Flexible, layered materials textured with nanoscale wrinkles could provide a new way of controlling the wavelengths and distribution of waves, whether of sound or light. The new method, developed by researchers at MIT, could eventually find applications from nondestructive testing of materials to sound suppression, and could also provide new insights into soft biological systems and possibly lead to new diagnostic tools.
The findings are described in a paper published this week in the journal Physical Review Letters, written by MIT postdoc Stephan Rudykh and Mary Boyce, a former professor of mechanical engineering at MIT who is now dean of the Fu Foundation School of Engineering and Applied Science at Columbia University.
While materials' properties are known to affect the propagation of light and sound, in most cases these properties are fixed when the material is made or grown, and are difficult to alter later. But in these layered materials, changing the properties—for example, to "tune" a material to filter out specific colors of light—can be as simple as stretching the flexible material.
"These effects are highly tunable, reversible, and controllable," Rudykh says. "For example, we could change the color of the material, or potentially make it optically or acoustically invisible."

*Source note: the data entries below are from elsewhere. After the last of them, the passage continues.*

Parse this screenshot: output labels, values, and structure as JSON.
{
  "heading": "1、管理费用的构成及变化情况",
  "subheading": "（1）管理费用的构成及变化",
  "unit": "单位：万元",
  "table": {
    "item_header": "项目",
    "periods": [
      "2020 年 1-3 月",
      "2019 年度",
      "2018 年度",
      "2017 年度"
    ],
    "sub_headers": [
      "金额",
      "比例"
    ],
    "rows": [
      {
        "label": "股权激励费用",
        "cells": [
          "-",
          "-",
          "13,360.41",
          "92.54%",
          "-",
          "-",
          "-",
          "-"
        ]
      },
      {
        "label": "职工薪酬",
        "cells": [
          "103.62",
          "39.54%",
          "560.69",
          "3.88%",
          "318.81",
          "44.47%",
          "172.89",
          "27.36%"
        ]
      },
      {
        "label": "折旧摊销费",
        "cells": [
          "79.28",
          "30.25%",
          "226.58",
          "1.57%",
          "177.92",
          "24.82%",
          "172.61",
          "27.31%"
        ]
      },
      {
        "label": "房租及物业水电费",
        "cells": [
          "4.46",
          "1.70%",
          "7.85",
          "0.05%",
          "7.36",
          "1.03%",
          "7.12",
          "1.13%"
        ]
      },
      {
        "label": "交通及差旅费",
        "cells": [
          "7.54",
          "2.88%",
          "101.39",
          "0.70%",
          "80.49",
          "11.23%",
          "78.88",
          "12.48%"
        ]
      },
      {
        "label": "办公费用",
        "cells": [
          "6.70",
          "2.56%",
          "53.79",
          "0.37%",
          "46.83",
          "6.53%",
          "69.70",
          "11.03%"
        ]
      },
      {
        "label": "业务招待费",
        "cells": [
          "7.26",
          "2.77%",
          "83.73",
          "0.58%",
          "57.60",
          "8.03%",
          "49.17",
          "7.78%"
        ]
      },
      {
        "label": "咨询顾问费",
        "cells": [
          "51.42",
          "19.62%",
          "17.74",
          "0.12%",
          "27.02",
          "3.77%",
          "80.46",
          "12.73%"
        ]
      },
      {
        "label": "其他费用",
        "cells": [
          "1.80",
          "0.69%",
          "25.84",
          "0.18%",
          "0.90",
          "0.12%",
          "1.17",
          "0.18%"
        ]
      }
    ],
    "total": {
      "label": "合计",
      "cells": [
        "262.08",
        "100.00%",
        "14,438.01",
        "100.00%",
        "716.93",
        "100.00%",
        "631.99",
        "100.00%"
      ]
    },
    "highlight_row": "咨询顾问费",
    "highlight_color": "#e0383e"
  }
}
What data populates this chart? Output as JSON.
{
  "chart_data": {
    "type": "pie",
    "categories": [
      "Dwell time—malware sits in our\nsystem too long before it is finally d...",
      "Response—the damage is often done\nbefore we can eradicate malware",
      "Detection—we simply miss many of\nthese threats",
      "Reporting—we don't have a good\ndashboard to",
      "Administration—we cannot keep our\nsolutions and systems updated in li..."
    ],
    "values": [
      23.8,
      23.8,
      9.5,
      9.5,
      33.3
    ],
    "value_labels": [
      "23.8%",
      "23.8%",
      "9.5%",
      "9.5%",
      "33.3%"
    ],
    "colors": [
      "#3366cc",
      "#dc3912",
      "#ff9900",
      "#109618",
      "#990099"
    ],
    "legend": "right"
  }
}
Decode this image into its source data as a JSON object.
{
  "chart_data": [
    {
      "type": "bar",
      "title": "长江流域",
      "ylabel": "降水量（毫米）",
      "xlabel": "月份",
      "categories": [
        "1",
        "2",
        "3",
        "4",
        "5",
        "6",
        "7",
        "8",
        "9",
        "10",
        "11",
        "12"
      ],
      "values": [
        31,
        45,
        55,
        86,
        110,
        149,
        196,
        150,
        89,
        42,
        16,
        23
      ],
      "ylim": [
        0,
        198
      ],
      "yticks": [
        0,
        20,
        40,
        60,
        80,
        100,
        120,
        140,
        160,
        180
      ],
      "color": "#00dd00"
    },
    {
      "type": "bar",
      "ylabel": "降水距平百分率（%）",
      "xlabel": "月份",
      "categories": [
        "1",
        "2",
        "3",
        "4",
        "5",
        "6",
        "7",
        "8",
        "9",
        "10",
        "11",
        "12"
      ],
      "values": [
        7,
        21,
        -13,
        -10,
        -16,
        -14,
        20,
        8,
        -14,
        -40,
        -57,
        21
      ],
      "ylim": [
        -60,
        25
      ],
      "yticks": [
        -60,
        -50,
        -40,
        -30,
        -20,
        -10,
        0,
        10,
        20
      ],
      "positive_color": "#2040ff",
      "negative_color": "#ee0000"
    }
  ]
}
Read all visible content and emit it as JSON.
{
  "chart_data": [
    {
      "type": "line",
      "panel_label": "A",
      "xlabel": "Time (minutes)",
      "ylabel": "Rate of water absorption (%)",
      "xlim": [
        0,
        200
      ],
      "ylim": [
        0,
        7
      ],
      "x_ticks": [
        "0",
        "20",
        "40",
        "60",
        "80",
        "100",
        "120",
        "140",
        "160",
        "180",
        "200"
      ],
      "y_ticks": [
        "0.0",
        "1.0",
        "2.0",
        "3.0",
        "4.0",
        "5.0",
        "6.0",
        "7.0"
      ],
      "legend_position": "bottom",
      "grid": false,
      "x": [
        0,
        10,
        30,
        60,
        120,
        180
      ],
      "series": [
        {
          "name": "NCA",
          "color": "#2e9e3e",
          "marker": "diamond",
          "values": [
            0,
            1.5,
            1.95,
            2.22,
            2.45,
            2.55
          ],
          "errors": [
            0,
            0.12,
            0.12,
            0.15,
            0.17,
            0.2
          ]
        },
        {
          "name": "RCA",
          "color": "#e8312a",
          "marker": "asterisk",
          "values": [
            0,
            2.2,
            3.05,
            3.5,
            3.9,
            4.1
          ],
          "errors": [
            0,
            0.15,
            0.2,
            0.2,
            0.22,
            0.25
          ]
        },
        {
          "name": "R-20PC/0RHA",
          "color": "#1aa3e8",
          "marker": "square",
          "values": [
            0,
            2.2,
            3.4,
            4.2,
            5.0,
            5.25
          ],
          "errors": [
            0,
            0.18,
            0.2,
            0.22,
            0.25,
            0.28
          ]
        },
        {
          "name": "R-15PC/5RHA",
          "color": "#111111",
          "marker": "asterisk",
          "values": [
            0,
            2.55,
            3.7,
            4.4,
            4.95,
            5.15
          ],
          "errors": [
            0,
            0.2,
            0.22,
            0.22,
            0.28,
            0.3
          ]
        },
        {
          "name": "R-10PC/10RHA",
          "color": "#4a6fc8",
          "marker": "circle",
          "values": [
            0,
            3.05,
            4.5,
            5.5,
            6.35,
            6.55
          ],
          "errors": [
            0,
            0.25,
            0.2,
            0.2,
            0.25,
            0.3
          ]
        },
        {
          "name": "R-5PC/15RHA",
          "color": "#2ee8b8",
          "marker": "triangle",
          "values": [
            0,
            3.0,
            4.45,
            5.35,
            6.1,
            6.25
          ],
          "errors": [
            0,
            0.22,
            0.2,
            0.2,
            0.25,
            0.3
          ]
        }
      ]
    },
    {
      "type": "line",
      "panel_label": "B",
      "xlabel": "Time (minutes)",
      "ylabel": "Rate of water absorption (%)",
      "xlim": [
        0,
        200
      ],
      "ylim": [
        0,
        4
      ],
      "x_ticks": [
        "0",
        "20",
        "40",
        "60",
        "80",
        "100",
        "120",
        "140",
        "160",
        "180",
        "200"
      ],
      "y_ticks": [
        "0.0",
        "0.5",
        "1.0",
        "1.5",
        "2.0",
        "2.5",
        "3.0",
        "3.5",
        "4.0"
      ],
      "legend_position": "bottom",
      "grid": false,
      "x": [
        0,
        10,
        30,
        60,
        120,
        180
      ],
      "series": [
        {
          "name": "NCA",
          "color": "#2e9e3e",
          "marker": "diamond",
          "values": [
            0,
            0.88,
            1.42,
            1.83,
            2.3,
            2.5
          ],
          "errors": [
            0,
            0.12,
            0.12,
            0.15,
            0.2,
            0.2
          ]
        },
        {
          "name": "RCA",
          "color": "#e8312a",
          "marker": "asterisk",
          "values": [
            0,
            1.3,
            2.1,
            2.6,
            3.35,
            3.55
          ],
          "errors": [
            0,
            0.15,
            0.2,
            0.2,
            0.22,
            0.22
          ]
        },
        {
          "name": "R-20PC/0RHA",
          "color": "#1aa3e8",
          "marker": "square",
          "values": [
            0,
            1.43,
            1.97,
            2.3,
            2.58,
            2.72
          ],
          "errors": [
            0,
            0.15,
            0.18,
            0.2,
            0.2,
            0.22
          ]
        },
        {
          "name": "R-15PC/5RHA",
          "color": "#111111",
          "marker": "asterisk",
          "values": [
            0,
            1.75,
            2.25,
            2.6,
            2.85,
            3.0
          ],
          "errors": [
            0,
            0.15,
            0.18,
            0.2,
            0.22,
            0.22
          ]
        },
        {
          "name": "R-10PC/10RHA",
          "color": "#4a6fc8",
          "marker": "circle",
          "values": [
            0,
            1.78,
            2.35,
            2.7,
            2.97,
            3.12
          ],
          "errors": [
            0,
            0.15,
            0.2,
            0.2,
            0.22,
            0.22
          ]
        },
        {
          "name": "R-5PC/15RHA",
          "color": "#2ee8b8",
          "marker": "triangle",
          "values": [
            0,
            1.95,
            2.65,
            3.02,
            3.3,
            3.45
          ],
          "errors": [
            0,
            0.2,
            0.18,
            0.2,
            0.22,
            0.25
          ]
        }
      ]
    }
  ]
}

The materials can be made through a layer-by-layer deposition process, refined by researchers at MIT and elsewhere, that can be controlled with high precision. The process allows the thickness of each layer to be determined to within a fraction of a wavelength of light. The material is then compressed, creating within it a series of precise wrinkles whose spacing can cause scattering of selected frequencies of waves (of either sound or light).
Surprisingly, Rudykh says, these effects work even in materials where the alternating layers have almost identical densities. "We can use polymers with very similar densities and still get the effect," he says. "How waves propagate through a material, or not, depends on the microstructure, and we can control it," he says.
By designing that microstructure to produce a desired set of effects, then altering those properties by deforming the material, "we can actually control these effects through external stimuli," Rudykh says. "You can design a material that will wrinkle to a different wavelength and amplitude. If you know you want to control a particular range of frequencies, you can design it that way."
The research, which is based on computer modeling, could also provide insights into the properties of natural biological materials, Rudykh says. "Understanding how the waves propagate through biological tissues could be useful for diagnostic techniques," he says.
For example, current diagnostic techniques for certain cancers involve painful and invasive procedures. In principle, ultrasound could provide the same information noninvasively, but today's ultrasound systems lack sufficient resolution. The new work with wrinkled materials could lead to more precise control of these ultrasound waves, and thus to systems with better resolution, Rudykh says.
The system could also be used for sound cloaking—an advanced form of noise cancellation in which outside sounds could be completely blocked from a certain volume of space rather than just a single spot, as in current noise-canceling headphones.
"The microstructure we start with is very simple," Rudykh says, and is based on well-established, layer-by-layer manufacturing. "From this layered material, we can extend to more complicated microstructures, and get effects you could never get" from conventional materials. Ultimately, such systems could be used to control a variety of effects in the propagation of light, sound, and even heat.
The technology is being patented, and the researchers are already in discussions with companies about possible commercialization, Rudykh says.